Reputation: 185
we have multiple spark jobs running which connect to different datasources(kafka,oracle, mysql..) and offload/import data via a spark batch.
The job reads the source adds a couple of information and then adds the information to an partitioned (YYYY-MM-DD) hive-parquet table (df...saveAsTable(....)). The jobs are running every 5 minutes. Everything is running pretty smooth so far.
"Problem" is now that we found out that it is a big performance increase if we merge the small files inside of the daily partitions.
For now we just use "insert overwrite table" to overwrite the partition with the same data, through that process the data is merged into bigger files. But the process is manually and feels not really like "BestPractice".
How do you guys deal with that? Must be a very common Issue?
Thanks in advance.
Upvotes: 0
Views: 2763
Reputation: 553
If I am understanding it correctly, you generate the perquet file's with partitions as below.
/user/hive/warehouse/table/date=2015-01-01/nameloadfile1/file.parq
/user/hive/warehouse/table/date=2015-01-01/nameloadfile1/file2.parq
/user/hive/warehouse/table/date=2015-01-01/nameloadfile1/file3.parq
/user/hive/warehouse/table/date=2015-01-01/nameloadfile1/file4.parq
Now, you manually merge those file manually.
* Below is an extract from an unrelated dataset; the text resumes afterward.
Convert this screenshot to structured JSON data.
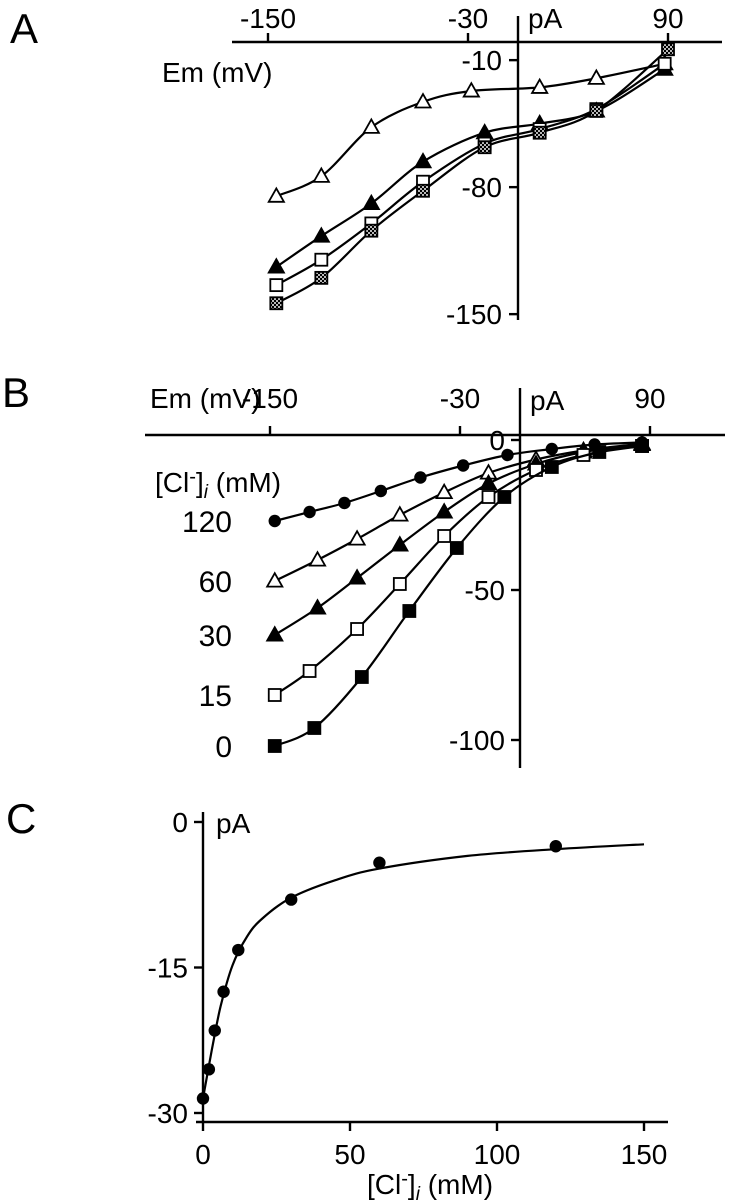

Instead of that you could do like following which can be done automatically.
df.coalesce(1).write.mode(SaveMode.Overwrite).partitionBy(<partitioncolumn>).perquet(<HIVEtbl>)
The following properties could also come handy. Take a look for these.
spark.sql("SET hive.merge.sparkfiles = true")
spark.sql("SET hive.merge.mapredfiles = true")
spark.sql("SET hive.merge.mapfiles = true")
spark.sql("set hive.merge.smallfiles.avgsize = 128000000")
spark.sql("set hive.merge.size.per.task = 128000000")
Hope, this helps.
Upvotes: 0